Ela sorriu e logo mudou de expressão. Ficou séria.

-Parece estar acontecendo uma guerra lá embaixo. Deixe-me adivinhar: Jacob e Tio Emmett torcem pelo time contrário do resto?

-Quem consegue pará-los quando tem beisebol? –

Rimos.

-Então, o que era? Do que vocês falavam? – Ela fingiu não ter ideia do que eu falava.

Deu-me um beijo na testa. Então dei um sorriso, como se não quisesse obrigá-la a me contar. Ela segurou em minha mão e me puxou. Descemos as escadas e fomos até a sala.

Ela ficou em pé ao lado de papai, ele a puxou. Ela caiu em seu colo.

-Edward! – Ela gritou involuntariamente. Ele riu encantadoramente. Os dois se beijaram.

-Bom dia, dorminhoca. Pelo jeito você não vai ter sono de madrugada. – Ele me encarou – Ainda bem que eu trouxe vários filmes.

Eu sorri e me sentei ao seu lado.

-Não vou levar você á escola, só se você quiser.

-Obrigada Jake – Sussurrei.

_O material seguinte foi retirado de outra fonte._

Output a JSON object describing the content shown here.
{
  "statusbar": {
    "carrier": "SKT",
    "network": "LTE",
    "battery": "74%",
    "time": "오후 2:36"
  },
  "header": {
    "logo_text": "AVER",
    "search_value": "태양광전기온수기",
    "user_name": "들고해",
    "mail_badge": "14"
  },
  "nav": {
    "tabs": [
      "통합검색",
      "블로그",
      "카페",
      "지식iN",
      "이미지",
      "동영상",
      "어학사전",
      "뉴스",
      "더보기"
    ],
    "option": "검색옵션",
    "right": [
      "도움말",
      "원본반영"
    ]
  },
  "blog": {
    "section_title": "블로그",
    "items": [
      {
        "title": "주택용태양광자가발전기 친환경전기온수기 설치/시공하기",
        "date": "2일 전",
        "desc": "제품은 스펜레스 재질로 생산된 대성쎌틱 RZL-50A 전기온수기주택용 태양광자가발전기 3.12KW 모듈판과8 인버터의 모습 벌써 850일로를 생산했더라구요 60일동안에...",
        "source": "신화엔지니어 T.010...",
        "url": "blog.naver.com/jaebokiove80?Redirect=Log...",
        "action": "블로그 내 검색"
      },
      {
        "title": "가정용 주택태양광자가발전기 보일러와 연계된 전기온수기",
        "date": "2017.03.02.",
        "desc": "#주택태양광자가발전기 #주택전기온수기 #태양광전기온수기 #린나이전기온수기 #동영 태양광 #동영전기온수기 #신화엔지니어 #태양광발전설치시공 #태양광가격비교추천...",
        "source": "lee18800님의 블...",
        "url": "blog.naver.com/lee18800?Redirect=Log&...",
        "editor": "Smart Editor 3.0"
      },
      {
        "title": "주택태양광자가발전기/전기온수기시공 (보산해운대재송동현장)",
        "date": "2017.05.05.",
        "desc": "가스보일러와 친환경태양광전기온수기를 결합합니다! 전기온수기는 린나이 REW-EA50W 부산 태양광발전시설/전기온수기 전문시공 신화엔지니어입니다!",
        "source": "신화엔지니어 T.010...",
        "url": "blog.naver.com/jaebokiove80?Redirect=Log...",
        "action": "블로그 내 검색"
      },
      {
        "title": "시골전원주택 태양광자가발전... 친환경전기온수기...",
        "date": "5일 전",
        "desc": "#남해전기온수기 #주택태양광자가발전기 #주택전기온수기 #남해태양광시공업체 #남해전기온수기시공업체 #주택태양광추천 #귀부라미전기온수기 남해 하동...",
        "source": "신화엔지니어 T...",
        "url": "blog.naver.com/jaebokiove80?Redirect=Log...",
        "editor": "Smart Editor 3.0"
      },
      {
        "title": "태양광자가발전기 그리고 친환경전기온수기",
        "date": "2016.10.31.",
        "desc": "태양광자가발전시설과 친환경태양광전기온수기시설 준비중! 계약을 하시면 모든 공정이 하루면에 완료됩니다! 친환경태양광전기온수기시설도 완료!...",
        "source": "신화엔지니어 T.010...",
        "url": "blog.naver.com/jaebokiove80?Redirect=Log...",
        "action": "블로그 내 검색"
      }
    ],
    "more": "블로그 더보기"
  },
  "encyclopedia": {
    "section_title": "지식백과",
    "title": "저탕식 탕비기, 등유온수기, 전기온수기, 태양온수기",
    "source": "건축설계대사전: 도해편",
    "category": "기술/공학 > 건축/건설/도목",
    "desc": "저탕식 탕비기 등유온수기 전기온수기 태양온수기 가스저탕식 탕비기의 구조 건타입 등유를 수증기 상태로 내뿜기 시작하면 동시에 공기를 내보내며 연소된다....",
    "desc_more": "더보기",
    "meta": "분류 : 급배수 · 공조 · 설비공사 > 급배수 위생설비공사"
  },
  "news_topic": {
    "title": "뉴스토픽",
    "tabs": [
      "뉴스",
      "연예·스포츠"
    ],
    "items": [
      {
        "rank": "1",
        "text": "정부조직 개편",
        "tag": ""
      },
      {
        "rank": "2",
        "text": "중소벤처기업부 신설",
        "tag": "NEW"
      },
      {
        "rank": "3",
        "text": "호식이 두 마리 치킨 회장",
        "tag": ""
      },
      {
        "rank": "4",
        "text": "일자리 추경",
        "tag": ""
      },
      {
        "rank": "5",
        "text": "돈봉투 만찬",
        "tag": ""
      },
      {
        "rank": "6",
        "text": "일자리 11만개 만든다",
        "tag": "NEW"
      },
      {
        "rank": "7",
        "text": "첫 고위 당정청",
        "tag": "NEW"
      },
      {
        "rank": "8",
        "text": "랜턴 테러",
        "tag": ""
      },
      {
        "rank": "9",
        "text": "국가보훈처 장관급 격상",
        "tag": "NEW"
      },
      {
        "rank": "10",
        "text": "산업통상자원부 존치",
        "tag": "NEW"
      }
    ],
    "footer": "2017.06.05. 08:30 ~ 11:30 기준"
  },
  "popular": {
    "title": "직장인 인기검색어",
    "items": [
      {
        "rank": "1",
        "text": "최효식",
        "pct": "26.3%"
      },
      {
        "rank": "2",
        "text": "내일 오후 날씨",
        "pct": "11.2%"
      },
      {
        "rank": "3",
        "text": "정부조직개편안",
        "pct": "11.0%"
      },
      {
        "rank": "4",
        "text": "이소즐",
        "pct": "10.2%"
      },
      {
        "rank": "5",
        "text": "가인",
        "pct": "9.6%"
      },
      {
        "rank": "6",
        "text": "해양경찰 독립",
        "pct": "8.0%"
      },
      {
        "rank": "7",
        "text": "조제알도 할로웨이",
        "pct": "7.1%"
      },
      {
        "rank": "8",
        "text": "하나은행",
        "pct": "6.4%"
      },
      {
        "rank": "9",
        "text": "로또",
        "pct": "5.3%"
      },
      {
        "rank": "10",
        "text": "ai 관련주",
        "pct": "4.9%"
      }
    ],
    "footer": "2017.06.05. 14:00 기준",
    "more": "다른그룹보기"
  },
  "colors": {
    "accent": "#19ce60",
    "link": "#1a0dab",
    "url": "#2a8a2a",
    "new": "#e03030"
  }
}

Ele abaixou a cabeça, começou a brincar com um chaveiro que estava pendurado e sua calça. Suspirei.

– Mas, se você quiser me levar. Aceito a oferta – Fiz um estralo com a boca, no intuito de chamar a atenção dele. Ele sorriu, me olhando surpreso.

-Que tal irmos de moto amanhã? A chuva parou –

Eu sorri, jogando uma mecha do meu cabelo para trás. Depois voltei a ficar séria quando percebi que Jacob não estava brincando.

-Moto? – O olhei como se ele fosse um louco, que acabara de sair do hospício. – Meus pais matariam você Jake. Sabemos que você não faz o tipo dos que andam devagar – Suspirei ao ver a expressão sarcástica em seu rosto - Além do mais, estão nos ouvindo – Continuei.

-Estão ocupados demais com o jogo. – Ele tinha razão. Parecia que iriam devorar a televisão a qualquer momento. – O que me diz? -

Sacudi a cabeça. Ele levantou a mão esquerda. Eu a olhei. Jake me encarou com seus olhos castanhos. Então ele pegou a minha mão e bateu contra a dele. Imediatamente vários olhos se voltaram contra nós. Como se o estalo de nosso cumprimento os despertasse de um sono profundo, chamado beisebol.